Jinlong se agachó y miró debajo del vehículo. A continuación, agarró un pedazo de baldosa rota y lo lanzó. Pude ver mentalmente a Diao Xiaosan destrozar la baldosa de un mordisco, con una mirada llena de cólera y capaz de helar la sangre brillando en sus diminutos ojos. Jinlong se incorporó, con un indicio de sonrisa en sus mejillas. Conocía a la perfección esa mirada y sabía que significaba que tenía un plan y que casi siempre se trataba de un plan interesante. Susurró algo a Hong Taiyue, como si quisieran ocultar un secreto a Diao Xiaosan. No había necesidad ya que, por lo que yo sabía, ningún cerdo en el mundo, salvo yo, era capaz de comprender el lenguaje humano.

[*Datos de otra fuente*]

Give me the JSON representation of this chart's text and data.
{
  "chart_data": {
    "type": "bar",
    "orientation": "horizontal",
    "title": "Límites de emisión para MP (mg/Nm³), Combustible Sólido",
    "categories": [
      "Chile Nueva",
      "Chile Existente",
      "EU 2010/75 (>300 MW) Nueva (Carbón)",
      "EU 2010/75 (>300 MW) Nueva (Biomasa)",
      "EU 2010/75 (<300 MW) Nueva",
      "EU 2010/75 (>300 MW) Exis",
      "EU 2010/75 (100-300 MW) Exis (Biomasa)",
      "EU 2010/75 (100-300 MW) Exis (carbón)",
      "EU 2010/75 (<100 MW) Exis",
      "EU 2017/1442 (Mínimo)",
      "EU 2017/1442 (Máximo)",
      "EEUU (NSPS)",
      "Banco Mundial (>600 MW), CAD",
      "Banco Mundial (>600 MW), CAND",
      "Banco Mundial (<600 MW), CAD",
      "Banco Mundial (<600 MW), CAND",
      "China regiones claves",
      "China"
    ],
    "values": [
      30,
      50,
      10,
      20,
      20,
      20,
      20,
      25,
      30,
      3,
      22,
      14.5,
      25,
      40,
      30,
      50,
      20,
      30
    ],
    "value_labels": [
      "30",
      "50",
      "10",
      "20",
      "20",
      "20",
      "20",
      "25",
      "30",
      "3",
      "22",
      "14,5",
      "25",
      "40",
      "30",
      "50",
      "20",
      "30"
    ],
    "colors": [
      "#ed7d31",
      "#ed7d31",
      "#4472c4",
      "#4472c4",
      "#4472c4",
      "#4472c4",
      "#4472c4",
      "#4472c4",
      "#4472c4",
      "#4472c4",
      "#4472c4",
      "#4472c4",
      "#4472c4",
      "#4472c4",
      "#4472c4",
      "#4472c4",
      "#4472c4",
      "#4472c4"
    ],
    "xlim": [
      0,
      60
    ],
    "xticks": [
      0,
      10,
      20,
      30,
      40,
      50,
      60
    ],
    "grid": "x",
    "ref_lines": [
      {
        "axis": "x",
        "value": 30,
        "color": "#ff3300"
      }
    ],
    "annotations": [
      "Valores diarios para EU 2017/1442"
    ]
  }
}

Hong Taiyue sonrió, dio a Jinlong un golpecito en el hombro y dijo:
—¡Sólo tú podías solucionar un problema como este!
Después del tiempo que se tarda en fumar medio cigarrillo, Ximen Baofeng llegó corriendo con un par de bollos al vapor blancos como la nieve que se habían empapado en un líquido, ya que la fragancia de un fuerte licor llenaba el aire, y adiviné lo que Jinlong tenía en mente. Quería emborrachar a Diao Xiaosan. Si yo hubiera sido Diao, no habría caído en la trampa. Pero él lo hizo ya que, después de todo, era un cerdo y carecía de una inteligencia que estuviera a la altura de su fiereza. Jinlong arrojó los bollos empapados en alcohol por debajo del vehículo.
—No los comas, hermano —murmuré para mis adentros—. Si lo haces, caerás en las manos humanas.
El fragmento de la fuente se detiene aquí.